Parquet vs Avro Format
Avro is a row-based storage format for Hadoop.
Parquet is a column-based storage format for Hadoop.
If your use case typically scans or retrieves all of the fields in a row in each query, Avro is usually the best choice.
If your dataset has many columns, and your use case typically involves working with a subset of those columns rather than entire records, Parquet is optimized for that kind of work
A Parquet "file" is actually a collection of files stored in a single directory. The Parquet format offers features that make it the ideal choice for storing "big data" on distributed file systems.
For more information, see Apache Parquet.
Motivation
We created Parquet to make the advantages of compressed, efficient columnar data representation available to any project in the Hadoop ecosystem.

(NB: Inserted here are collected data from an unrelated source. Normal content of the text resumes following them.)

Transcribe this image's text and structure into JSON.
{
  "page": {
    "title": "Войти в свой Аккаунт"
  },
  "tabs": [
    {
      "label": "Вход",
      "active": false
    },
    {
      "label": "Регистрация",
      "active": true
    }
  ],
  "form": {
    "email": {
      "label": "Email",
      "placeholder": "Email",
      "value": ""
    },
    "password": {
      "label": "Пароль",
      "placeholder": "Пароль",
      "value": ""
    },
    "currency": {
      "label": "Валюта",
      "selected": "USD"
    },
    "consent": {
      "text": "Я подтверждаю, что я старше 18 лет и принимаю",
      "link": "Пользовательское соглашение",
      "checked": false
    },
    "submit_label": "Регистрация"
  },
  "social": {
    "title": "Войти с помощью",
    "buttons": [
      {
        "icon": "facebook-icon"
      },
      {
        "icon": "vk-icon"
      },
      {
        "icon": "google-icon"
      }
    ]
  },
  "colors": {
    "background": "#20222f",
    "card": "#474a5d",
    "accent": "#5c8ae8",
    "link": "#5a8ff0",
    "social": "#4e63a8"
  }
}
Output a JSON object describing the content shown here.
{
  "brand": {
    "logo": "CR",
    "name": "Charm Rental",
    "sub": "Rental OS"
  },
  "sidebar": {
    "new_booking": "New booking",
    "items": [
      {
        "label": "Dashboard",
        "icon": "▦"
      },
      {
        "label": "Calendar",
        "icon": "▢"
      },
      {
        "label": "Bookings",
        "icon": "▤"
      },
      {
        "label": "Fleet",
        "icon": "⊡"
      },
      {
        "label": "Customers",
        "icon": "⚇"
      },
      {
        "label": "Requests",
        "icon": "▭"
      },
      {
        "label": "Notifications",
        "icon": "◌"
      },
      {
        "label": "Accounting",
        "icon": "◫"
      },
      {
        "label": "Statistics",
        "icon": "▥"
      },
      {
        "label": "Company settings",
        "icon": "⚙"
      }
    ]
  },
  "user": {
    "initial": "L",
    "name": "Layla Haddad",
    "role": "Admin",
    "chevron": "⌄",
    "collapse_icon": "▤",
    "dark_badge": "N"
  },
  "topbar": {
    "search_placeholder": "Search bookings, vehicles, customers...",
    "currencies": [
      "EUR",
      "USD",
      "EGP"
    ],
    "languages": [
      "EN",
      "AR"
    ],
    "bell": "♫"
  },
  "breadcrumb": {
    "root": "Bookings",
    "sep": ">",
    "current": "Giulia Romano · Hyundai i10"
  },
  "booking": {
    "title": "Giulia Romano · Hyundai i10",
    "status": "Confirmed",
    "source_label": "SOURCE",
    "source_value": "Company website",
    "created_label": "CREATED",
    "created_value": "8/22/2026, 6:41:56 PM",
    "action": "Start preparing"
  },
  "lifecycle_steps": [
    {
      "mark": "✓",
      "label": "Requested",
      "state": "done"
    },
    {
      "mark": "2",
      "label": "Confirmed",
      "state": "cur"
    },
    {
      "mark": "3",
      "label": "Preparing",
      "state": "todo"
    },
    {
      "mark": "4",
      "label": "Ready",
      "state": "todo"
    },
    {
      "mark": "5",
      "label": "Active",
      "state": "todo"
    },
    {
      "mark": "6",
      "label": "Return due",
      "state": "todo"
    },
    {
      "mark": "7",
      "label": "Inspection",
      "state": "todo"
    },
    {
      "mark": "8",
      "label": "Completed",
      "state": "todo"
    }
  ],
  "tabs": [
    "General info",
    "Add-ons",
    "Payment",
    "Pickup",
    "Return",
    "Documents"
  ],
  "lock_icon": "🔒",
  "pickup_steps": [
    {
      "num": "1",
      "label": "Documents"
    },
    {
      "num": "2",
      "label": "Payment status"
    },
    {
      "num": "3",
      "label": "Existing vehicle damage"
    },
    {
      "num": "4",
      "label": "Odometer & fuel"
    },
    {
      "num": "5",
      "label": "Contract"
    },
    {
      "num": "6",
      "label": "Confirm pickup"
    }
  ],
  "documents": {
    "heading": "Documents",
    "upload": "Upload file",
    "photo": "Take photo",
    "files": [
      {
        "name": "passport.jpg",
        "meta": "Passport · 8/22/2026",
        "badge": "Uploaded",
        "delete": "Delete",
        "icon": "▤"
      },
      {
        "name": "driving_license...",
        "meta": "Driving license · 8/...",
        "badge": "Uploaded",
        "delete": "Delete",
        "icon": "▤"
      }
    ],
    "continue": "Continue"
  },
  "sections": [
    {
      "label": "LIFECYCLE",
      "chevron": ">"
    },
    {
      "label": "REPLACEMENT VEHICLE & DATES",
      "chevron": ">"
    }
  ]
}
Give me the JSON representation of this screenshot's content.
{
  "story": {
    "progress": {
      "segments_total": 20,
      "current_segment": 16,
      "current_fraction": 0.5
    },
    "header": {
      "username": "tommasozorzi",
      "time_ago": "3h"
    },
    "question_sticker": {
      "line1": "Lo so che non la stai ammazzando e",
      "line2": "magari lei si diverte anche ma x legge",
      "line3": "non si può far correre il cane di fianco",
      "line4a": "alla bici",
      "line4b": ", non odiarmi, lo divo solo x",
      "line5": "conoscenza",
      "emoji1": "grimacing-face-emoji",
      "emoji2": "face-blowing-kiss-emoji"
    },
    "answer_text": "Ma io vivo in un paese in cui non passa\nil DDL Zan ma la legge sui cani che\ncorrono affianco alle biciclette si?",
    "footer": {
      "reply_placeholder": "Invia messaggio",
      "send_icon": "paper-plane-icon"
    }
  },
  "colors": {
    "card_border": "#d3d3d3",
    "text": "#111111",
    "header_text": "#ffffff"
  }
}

Parquet is built from the ground up with complex nested data structures in mind and uses the record shredding and assembly algorithm described in the Dremel paper. We believe this approach is superior to simple flattening of nested namespaces.
Parquet is built to support very efficient compression and encoding schemes. Multiple projects have demonstrated the performance impact of applying the right compression and encoding scheme to the data. Parquet allows compression schemes to be specified on a per-column level and is future-proofed to allow adding more encodings as they are invented and implemented.
Parquet is built to be used by anyone. The Hadoop ecosystem is rich with data processing frameworks, and we are not interested in playing favorites. We believe that an efficient, well-implemented columnar storage substrate should be useful to all frameworks without the cost of extensive and difficult to set up dependencies.